We now have the final employment figures that both sides can use down the home stretch of the campaign. The Bush campaign can truthfully state that 1.71 million new jobs have been created in the last year (or 1.78 million new jobs since August 2003).
But when hearing such numbers, always remember to apply context: it remains true the Bush’s best year of job creation can’t measure up to Clinton’s worst year.
For their part, the Kerry campaign can truthfully assert that the US economy currently has lost a net of 821,000 total jobs since Bush was inaugurated, and 1.63 million private-sector jobs. (Yes, the Bush economy has been pretty good at creating more government jobs.)
The current recovery continues to set records for poor job creation. Incorporating today’s new data, the following graph shows the total number of private-sector jobs during the current recession and recovery, and compares it to the last recession and recovery in 1990-94 – a recovery that was often called the “jobless recovery”. (Interesting how in some cases it takes a decade for irony to become apparent.)
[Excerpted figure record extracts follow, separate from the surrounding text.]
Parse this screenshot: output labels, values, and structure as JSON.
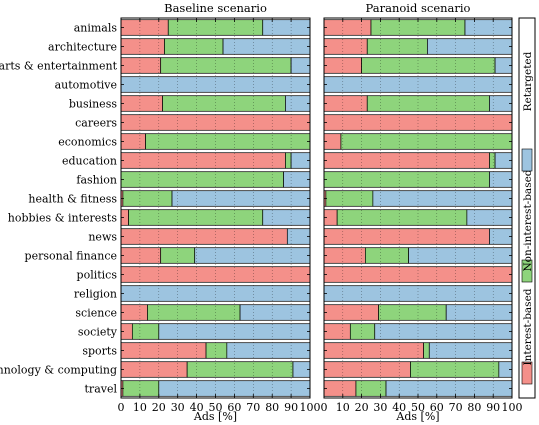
{
  "chart_data": [
    {
      "type": "bar",
      "orientation": "horizontal",
      "stacked": true,
      "title": "Baseline scenario",
      "xlabel": "Ads [%]",
      "xlim": [
        0,
        100
      ],
      "xticks": [
        0,
        10,
        20,
        30,
        40,
        50,
        60,
        70,
        80,
        90,
        100
      ],
      "grid": true,
      "categories": [
        "animals",
        "architecture",
        "arts & entertainment",
        "automotive",
        "business",
        "careers",
        "economics",
        "education",
        "fashion",
        "health & fitness",
        "hobbies & interests",
        "news",
        "personal finance",
        "politics",
        "religion",
        "science",
        "society",
        "sports",
        "technology & computing",
        "travel"
      ],
      "series": [
        {
          "name": "Interest-based",
          "color": "#f4908a",
          "values": [
            25,
            23,
            21,
            0,
            22,
            100,
            13,
            87,
            0,
            1,
            4,
            88,
            21,
            100,
            0,
            14,
            6,
            45,
            35,
            1
          ]
        },
        {
          "name": "Non-interest-based",
          "color": "#8ed47c",
          "values": [
            50,
            31,
            69,
            0,
            65,
            0,
            87,
            3,
            86,
            26,
            71,
            0,
            18,
            0,
            0,
            49,
            14,
            11,
            56,
            19
          ]
        },
        {
          "name": "Retargeted",
          "color": "#9dc4e0",
          "values": [
            25,
            46,
            10,
            100,
            13,
            0,
            0,
            10,
            14,
            73,
            25,
            12,
            61,
            0,
            100,
            37,
            80,
            44,
            9,
            80
          ]
        }
      ]
    },
    {
      "type": "bar",
      "orientation": "horizontal",
      "stacked": true,
      "title": "Paranoid scenario",
      "xlabel": "Ads [%]",
      "xlim": [
        0,
        100
      ],
      "xticks": [
        0,
        10,
        20,
        30,
        40,
        50,
        60,
        70,
        80,
        90,
        100
      ],
      "grid": true,
      "categories": [
        "animals",
        "architecture",
        "arts & entertainment",
        "automotive",
        "business",
        "careers",
        "economics",
        "education",
        "fashion",
        "health & fitness",
        "hobbies & interests",
        "news",
        "personal finance",
        "politics",
        "religion",
        "science",
        "society",
        "sports",
        "technology & computing",
        "travel"
      ],
      "series": [
        {
          "name": "Interest-based",
          "color": "#f4908a",
          "values": [
            25,
            23,
            20,
            0,
            23,
            100,
            9,
            88,
            0,
            1,
            7,
            88,
            22,
            100,
            0,
            29,
            14,
            53,
            46,
            17
          ]
        },
        {
          "name": "Non-interest-based",
          "color": "#8ed47c",
          "values": [
            50,
            32,
            71,
            0,
            65,
            0,
            91,
            3,
            88,
            25,
            69,
            0,
            23,
            0,
            0,
            36,
            13,
            3,
            47,
            16
          ]
        },
        {
          "name": "Retargeted",
          "color": "#9dc4e0",
          "values": [
            25,
            45,
            9,
            100,
            12,
            0,
            0,
            9,
            12,
            74,
            24,
            12,
            55,
            0,
            100,
            35,
            73,
            44,
            7,
            67
          ]
        }
      ]
    }
  ],
  "legend": {
    "placement": "right",
    "items": [
      {
        "label": "Interest-based",
        "color": "#f4908a"
      },
      {
        "label": "Non-interest-based",
        "color": "#8ed47c"
      },
      {
        "label": "Retargeted",
        "color": "#9dc4e0"
      }
    ]
  }
}
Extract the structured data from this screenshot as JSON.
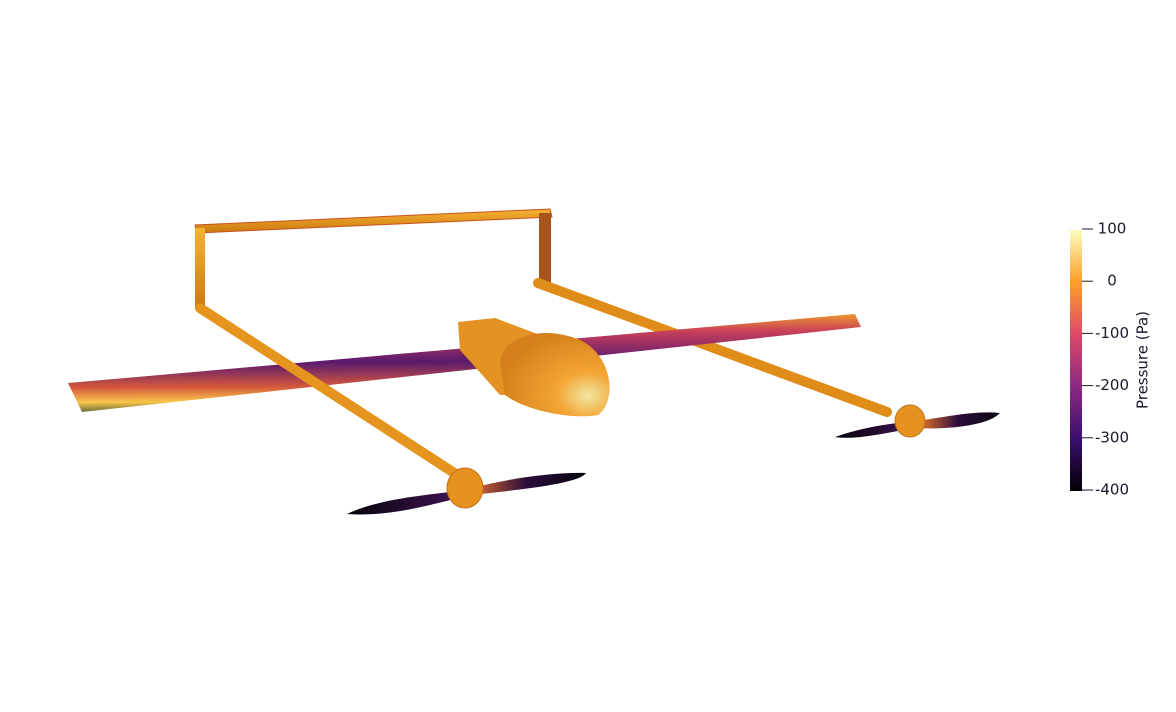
{
  "colorbar": {
    "title": "Pressure (Pa)",
    "range": [
      -400,
      100
    ],
    "ticks": [
      100,
      0,
      -100,
      -200,
      -300,
      -400
    ],
    "colors": [
      "#000004",
      "#3b0f70",
      "#8c2981",
      "#de4968",
      "#fe9f29",
      "#fcfdbf"
    ]
  }
}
(Note: Employment during each period is expressed as an index, with the employment level of 6 months before the official start of the recession set to be 100. So the graph starts 6 months before each recession started.)
I’ve said it before, but it’s worth repeating: Bush was not responsible for the recession, in my opinion. However, he is a least somewhat responsible for the type of economic recovery we’ve had. Good economic policies would have led to good job creation over the past two years. But Bush’s sole and repetitive economic policy idea of cutting taxes, primarily on wealthy individuals, obviously does not fit that criterion.